Все разразились хохотом. У Петина не хватило пороху продолжать лжесвидетельство.
— А раньше за что вы попали в Сибирь? — спросил я Лунькова.
— Раньше, Иван Николаевич, за дело, — отвечал он, глубоко вздыхая, — там все-таки я себя, а не судьбу должен винить.
— Ну, рассказывай, землячок, толком, — заметил Сокольцев, — тут я уж не дам тебе соврать. Как раз об эту пору я с Кары сорвался и на уличку в воронежский замок приведен был.
— Чего мне врать, — грустно ответил Луньков, — коли врать, так и не говорить лучше.
— Вы и в первый раз, Луньков, за убийство судились?
— Зачем, Иван Николаевич! Так, за шалости за разные…

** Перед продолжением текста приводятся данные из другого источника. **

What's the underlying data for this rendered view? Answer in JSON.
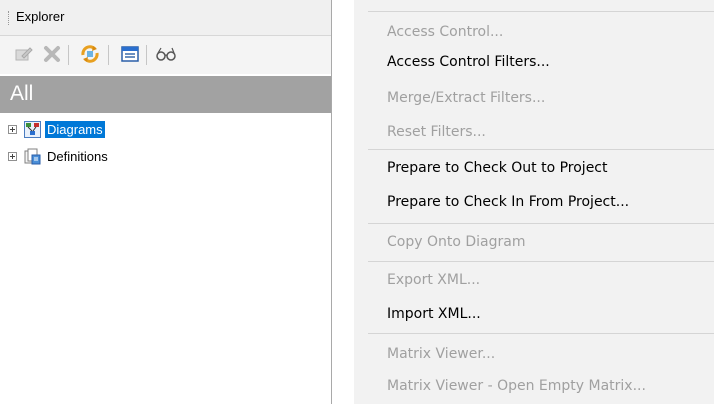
{
  "explorer": {
    "title": "Explorer",
    "scope": "All",
    "toolbar": {
      "icons": [
        "edit-icon",
        "delete-icon",
        "refresh-icon",
        "window-icon",
        "glasses-icon"
      ]
    },
    "tree": [
      {
        "label": "Diagrams",
        "icon": "diagram-icon",
        "selected": true
      },
      {
        "label": "Definitions",
        "icon": "definitions-icon",
        "selected": false
      }
    ]
  },
  "menu": {
    "items": [
      {
        "label": "Access Control...",
        "enabled": false
      },
      {
        "label": "Access Control Filters...",
        "enabled": true
      },
      {
        "label": "Merge/Extract Filters...",
        "enabled": false
      },
      {
        "label": "Reset Filters...",
        "enabled": false
      },
      {
        "label": "Prepare to Check Out to Project",
        "enabled": true
      },
      {
        "label": "Prepare to Check In From Project...",
        "enabled": true
      },
      {
        "label": "Copy Onto Diagram",
        "enabled": false
      },
      {
        "label": "Export XML...",
        "enabled": false
      },
      {
        "label": "Import XML...",
        "enabled": true
      },
      {
        "label": "Matrix Viewer...",
        "enabled": false
      },
      {
        "label": "Matrix Viewer - Open Empty Matrix...",
        "enabled": false
      }
    ]
  },
  "colors": {
    "selection": "#0078d7",
    "scope_bar": "#a2a2a2",
    "menu_bg": "#f2f2f2",
    "disabled_text": "#a0a0a0"
  }
}
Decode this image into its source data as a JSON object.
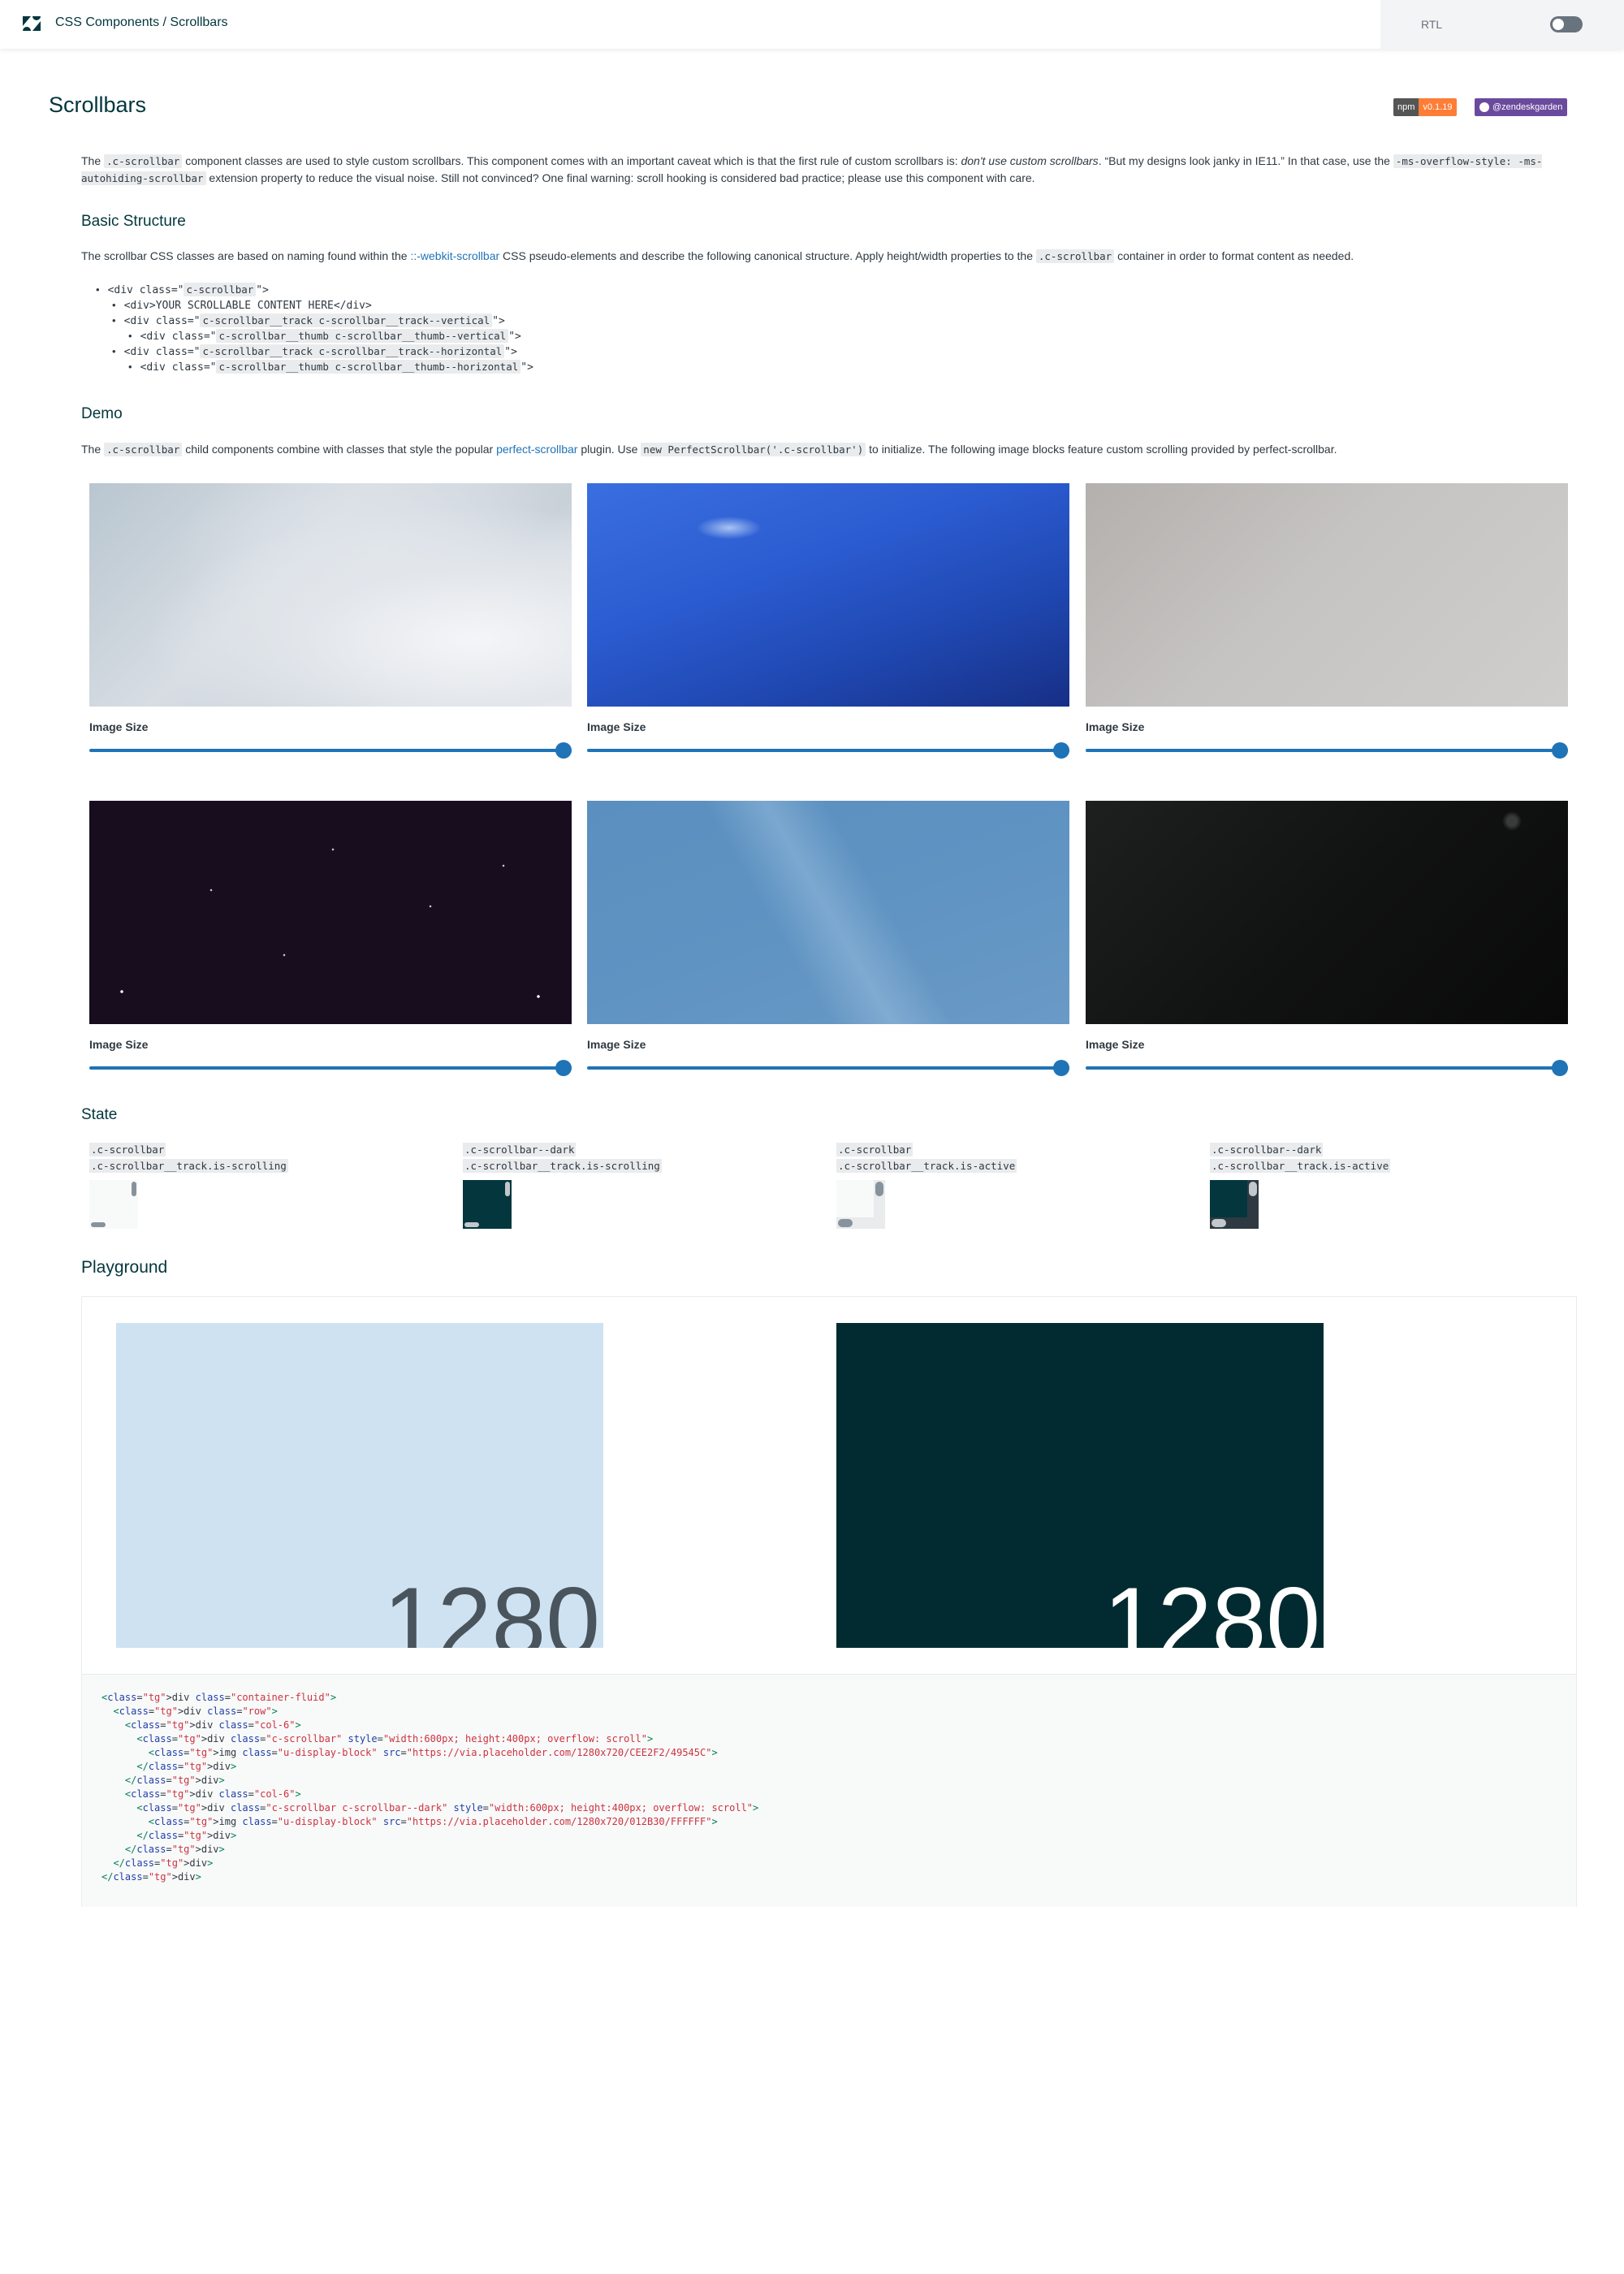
{
  "header": {
    "breadcrumb": "CSS Components / Scrollbars",
    "rtl_label": "RTL",
    "rtl_enabled": false
  },
  "page": {
    "title": "Scrollbars",
    "npm_badge": {
      "key": "npm",
      "version": "v0.1.19"
    },
    "github_badge": "@zendeskgarden"
  },
  "intro": {
    "p1_a": "The ",
    "p1_code": ".c-scrollbar",
    "p1_b": " component classes are used to style custom scrollbars. This component comes with an important caveat which is that the first rule of custom scrollbars is: ",
    "p1_em": "don't use custom scrollbars",
    "p1_c": ". “But my designs look janky in IE11.” In that case, use the ",
    "p1_code2": "-ms-overflow-style: -ms-autohiding-scrollbar",
    "p1_d": " extension property to reduce the visual noise. Still not convinced? One final warning: scroll hooking is considered bad practice; please use this component with care."
  },
  "basic": {
    "heading": "Basic Structure",
    "p_a": "The scrollbar CSS classes are based on naming found within the ",
    "p_link": "::-webkit-scrollbar",
    "p_b": " CSS pseudo-elements and describe the following canonical structure. Apply height/width properties to the ",
    "p_code": ".c-scrollbar",
    "p_c": " container in order to format content as needed.",
    "tree": [
      {
        "pre": "<div class=\"",
        "code": "c-scrollbar",
        "post": "\">",
        "level": 0
      },
      {
        "pre": "<div>YOUR SCROLLABLE CONTENT HERE</div>",
        "code": "",
        "post": "",
        "level": 1
      },
      {
        "pre": "<div class=\"",
        "code": "c-scrollbar__track c-scrollbar__track--vertical",
        "post": "\">",
        "level": 1
      },
      {
        "pre": "<div class=\"",
        "code": "c-scrollbar__thumb c-scrollbar__thumb--vertical",
        "post": "\">",
        "level": 2
      },
      {
        "pre": "<div class=\"",
        "code": "c-scrollbar__track c-scrollbar__track--horizontal",
        "post": "\">",
        "level": 1
      },
      {
        "pre": "<div class=\"",
        "code": "c-scrollbar__thumb c-scrollbar__thumb--horizontal",
        "post": "\">",
        "level": 2
      }
    ]
  },
  "demo": {
    "heading": "Demo",
    "p_a": "The ",
    "p_code": ".c-scrollbar",
    "p_b": " child components combine with classes that style the popular ",
    "p_link": "perfect-scrollbar",
    "p_c": " plugin. Use ",
    "p_code2": "new PerfectScrollbar('.c-scrollbar')",
    "p_d": " to initialize. The following image blocks feature custom scrolling provided by perfect-scrollbar.",
    "slider_label": "Image Size",
    "images": [
      {
        "name": "clouds-image",
        "slider_value": 1.0
      },
      {
        "name": "blue-sky-image",
        "slider_value": 1.0
      },
      {
        "name": "grey-sky-image",
        "slider_value": 1.0
      },
      {
        "name": "night-stars-image",
        "slider_value": 1.0
      },
      {
        "name": "light-blue-sky-image",
        "slider_value": 1.0
      },
      {
        "name": "dark-image",
        "slider_value": 1.0
      }
    ]
  },
  "state": {
    "heading": "State",
    "items": [
      {
        "line1": ".c-scrollbar",
        "line2": ".c-scrollbar__track.is-scrolling",
        "theme": "light"
      },
      {
        "line1": ".c-scrollbar--dark",
        "line2": ".c-scrollbar__track.is-scrolling",
        "theme": "dark"
      },
      {
        "line1": ".c-scrollbar",
        "line2": ".c-scrollbar__track.is-active",
        "theme": "light"
      },
      {
        "line1": ".c-scrollbar--dark",
        "line2": ".c-scrollbar__track.is-active",
        "theme": "dark"
      }
    ]
  },
  "playground": {
    "heading": "Playground",
    "light_number": "1280",
    "dark_number": "1280",
    "colors": {
      "light_bg": "#CEE2F2",
      "light_fg": "#49545C",
      "dark_bg": "#012B30",
      "dark_fg": "#FFFFFF"
    },
    "code_lines": [
      "<div class=\"container-fluid\">",
      "  <div class=\"row\">",
      "    <div class=\"col-6\">",
      "      <div class=\"c-scrollbar\" style=\"width:600px; height:400px; overflow: scroll\">",
      "        <img class=\"u-display-block\" src=\"https://via.placeholder.com/1280x720/CEE2F2/49545C\">",
      "      </div>",
      "    </div>",
      "    <div class=\"col-6\">",
      "      <div class=\"c-scrollbar c-scrollbar--dark\" style=\"width:600px; height:400px; overflow: scroll\">",
      "        <img class=\"u-display-block\" src=\"https://via.placeholder.com/1280x720/012B30/FFFFFF\">",
      "      </div>",
      "    </div>",
      "  </div>",
      "</div>"
    ]
  }
}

— Как! Ты смеешь отпираться, болван? — грозно кинулся к нему Петин, вытаращив глаза и стиснув кулаки, — а не сам ли ты сказывал при мне в шестом нумере, что девчонку убил?
— Этого я не считаю, — хладнокровно отвечал наш обвиняемый, — это была малолетняя шалость, об ней нечего поминать. За нее я не судился.
— Все-таки… как вы убили ее?
— Железиной. Поддоской нечаянно по виску ударил… Да на что вам знать такие пустяки, Иван Николаевич?
— Как же ты говоришь, болван, нечаянно, а сам сказывал, что дело было под мостом? Откудова ж поддоска у тебя взялась?